The Difference Between Sales and Marketing
Do you know the difference between marketing and sales? Let's think about this question for a moment. Without marketing, you would not have prospects or leads to follow up with, but yet without a good sales technique and strategy, your closing rate may depress you. Marketing and sales should work simultaneously, but in most companies, they are departments that don't even speak to each other.
If we broke it down to the basics, marketing is everything that you do to reach and persuade prospects and the sales process is everything that you do to close the sale and get a signed agreement or contract. Both are necessities to the success of a business. You cannot do without either process. If you work to strategically combine both efforts you will experience a successful amount of business growth. However, by the same token if the efforts are unbalanced or departments don't communicate it can detour business growth.
Your marketing should consist of strategies that you can measure your reach and work to persuade your prospects that you are the company for them. It's the message that prepares the prospect for the sale. It could consist of advertising, public relations, social media, relationship marketing, brand marketing, viral marketing, and direct mail.
The sales process consists of interpersonal interaction. It is often done by a one-on-one meeting, cold calls, and networking. It's anything that engages you with the prospect or customer on a personal level rather than at a distance.
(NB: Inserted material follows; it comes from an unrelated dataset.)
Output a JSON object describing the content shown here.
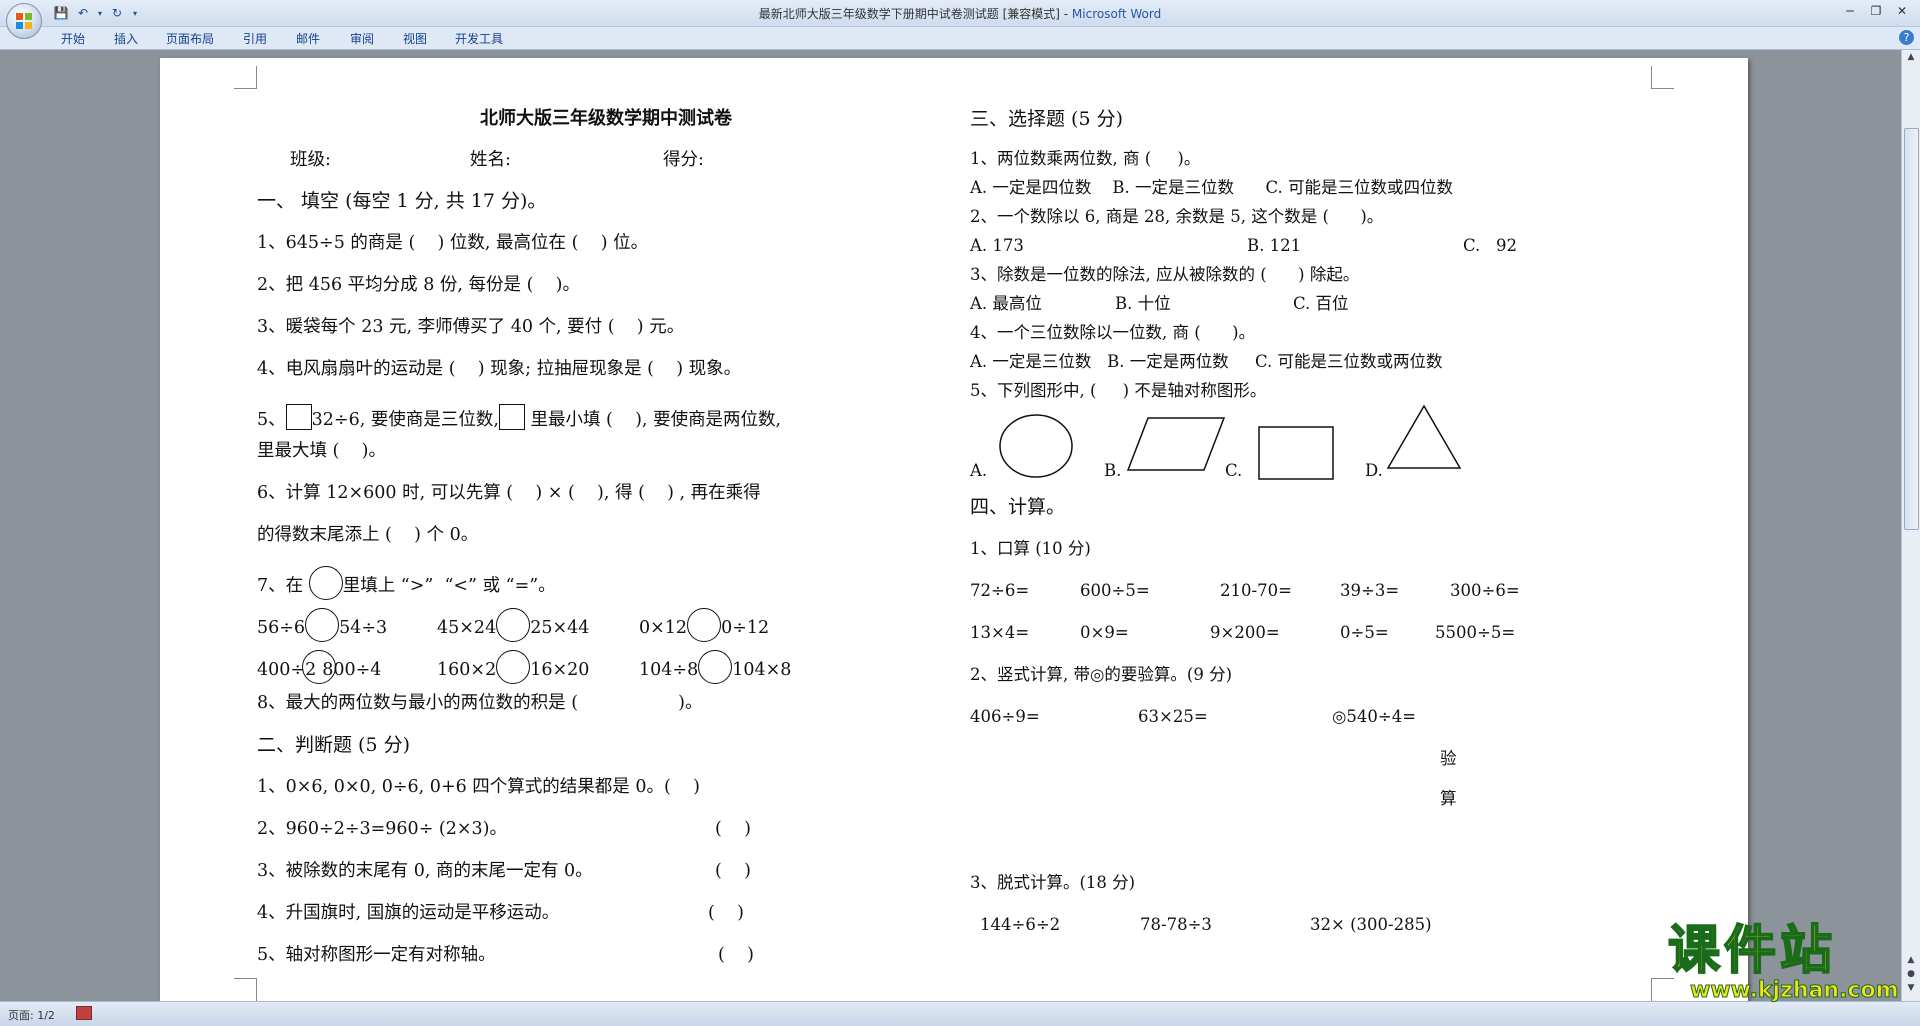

Most the time the prospect or potential customer has been driven to you via marketing efforts.
Think of it like this, your marketing efforts begin the process of the eight contacts or touchpoints that studies show it takes to move a prospect or potential client to the close of the sale. If marketing is done effectively you can begin to move that prospect from the status of a cold lead to a warm lead. When the prospect hits the"warm" level it's much easier for the sales professional or sales department to close the sale.
Integrating Sales and Marketing
Studies have shown that it takes multiple contacts using both sales and marketing to move the prospect from one level to the next. That is why it is important that you develop a process that combines both sales and marketing. This will enable you to reach prospects at all three levels; cold, warm, and hot. It's all about balance.
Make sure that you've integrated the two, marketing and sales. They are not separate. If they are different departments, those departments must talk and communicate in order to be effective. Try this. Take a few moments and divide your prospect lists and database into categories of cold, warm, and hot leads. Then sit down and identify a strategy on how to proceed with each individual group.
For example, you could try the following methods of contact:
Once you've moved your prospect to the "warm" level it's time to proceed in closing the sale, call it passing the baton if you'd like. This will be easier to do if you somehow engage the prospect. You can do this by conducting a one-on-one call, make a presentation, or present a proposal, estimate, or contract.
The Key Is Finding a Balance
An alternative that often proves successful is to partner with someone that possess the talents that you feel you lack in. If you are stronger in marketing, find someone who understands and gets the sales process. If you are better at sales find someone that can help you strengthen the message, create marketing materials that sell and give you tactics and ideas. If you don't work in a company that has both departments and you are working solo you can do this by creating a partnership, subcontracting, or hiring in that talent.
Remember the key to success in marketing and in sales is balance.